Cytoplasmic male sterility-based hybrids: mechanistic insights

Main conclusion A comprehensive understanding of the nucleocytoplasmic interactions that occur between genes related to the restoration of fertility and cytoplasmic male sterility (CMS) provides insight into the development of hybrids of important crop species. Modern biotechnological techniques allow this to be achieved in an efficient and quick manner. Heterosis is paramount for increasing the yield and quality of a crop. The development of hybrids for achieving heterosis has been well-studied and proven to be robust and efficient.

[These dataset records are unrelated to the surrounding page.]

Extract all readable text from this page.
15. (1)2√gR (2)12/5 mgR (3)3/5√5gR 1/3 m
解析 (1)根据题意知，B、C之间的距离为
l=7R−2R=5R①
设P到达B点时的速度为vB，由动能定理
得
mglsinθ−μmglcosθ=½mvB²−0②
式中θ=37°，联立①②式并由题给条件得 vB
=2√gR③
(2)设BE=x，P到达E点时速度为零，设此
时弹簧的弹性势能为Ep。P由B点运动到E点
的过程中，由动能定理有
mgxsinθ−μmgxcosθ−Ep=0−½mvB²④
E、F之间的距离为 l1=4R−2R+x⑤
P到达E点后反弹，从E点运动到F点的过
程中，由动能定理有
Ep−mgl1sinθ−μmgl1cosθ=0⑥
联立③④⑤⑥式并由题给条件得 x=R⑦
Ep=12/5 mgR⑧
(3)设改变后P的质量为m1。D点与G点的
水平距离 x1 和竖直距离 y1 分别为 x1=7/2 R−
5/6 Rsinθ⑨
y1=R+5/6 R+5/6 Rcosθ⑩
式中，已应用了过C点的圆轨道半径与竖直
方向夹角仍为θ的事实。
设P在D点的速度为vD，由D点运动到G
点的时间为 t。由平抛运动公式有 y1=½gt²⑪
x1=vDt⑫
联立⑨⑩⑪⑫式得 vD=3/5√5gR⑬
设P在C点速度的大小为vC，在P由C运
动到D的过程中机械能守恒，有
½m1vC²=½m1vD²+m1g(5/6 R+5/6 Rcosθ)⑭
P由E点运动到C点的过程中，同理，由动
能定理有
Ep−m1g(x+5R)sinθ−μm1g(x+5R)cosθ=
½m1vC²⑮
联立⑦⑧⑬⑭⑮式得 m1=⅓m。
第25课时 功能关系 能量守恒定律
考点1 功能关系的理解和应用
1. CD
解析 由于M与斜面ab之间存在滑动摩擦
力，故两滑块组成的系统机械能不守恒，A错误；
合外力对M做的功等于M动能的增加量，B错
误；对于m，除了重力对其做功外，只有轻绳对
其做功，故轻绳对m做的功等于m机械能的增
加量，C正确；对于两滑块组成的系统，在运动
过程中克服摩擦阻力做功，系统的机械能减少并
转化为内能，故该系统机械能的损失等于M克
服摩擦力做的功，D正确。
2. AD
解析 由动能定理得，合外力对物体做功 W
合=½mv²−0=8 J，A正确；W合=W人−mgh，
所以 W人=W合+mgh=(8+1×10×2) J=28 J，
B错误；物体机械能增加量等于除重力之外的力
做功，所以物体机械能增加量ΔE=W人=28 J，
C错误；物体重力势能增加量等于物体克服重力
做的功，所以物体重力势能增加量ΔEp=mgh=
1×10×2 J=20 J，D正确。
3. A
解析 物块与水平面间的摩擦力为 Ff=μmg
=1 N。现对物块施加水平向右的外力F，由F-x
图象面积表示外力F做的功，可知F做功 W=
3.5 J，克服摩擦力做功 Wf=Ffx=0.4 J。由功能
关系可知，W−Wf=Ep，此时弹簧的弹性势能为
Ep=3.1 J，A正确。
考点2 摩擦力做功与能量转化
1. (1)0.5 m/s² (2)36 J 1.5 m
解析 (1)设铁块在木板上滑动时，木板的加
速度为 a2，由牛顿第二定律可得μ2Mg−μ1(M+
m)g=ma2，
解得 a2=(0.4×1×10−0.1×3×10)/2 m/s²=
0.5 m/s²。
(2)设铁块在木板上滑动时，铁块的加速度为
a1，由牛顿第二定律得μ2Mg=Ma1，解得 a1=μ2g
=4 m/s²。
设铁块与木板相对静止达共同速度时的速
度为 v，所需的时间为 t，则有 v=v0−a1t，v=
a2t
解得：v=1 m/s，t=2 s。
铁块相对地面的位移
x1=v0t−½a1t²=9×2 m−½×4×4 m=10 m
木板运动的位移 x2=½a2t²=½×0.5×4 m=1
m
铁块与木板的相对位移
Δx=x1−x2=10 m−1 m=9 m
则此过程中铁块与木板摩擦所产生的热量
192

Cytoplasmic male sterility (CMS) has been explored extensively in the production of hybrids. The underlying mechanisms of CMS include the role of cytotoxic proteins, PCD of tapetal cells, and improper RNA editing of restoration factors. On the other hand, the restoration of fertility is caused by the presence of restorer-of-fertility (Rf) genes or restorer genes, which inhibit the effects of sterility-causing genes. The interaction between mitochondria and the nuclear genome is crucial for several regulatory pathways, as observed in the CMS–Rf system and occurs at the genomic, transcriptional, post-transcriptional, translational, and post-translational levels. These CMS–Rf mechanisms have been validated in several crop systems. This review aims to summarize the nucleo-mitochondrial interaction mechanism of the CMS–Rf system. It also sheds light on biotechnological interventions, such as genetic engineering and genome editing, to achieve CMS-based hybrids.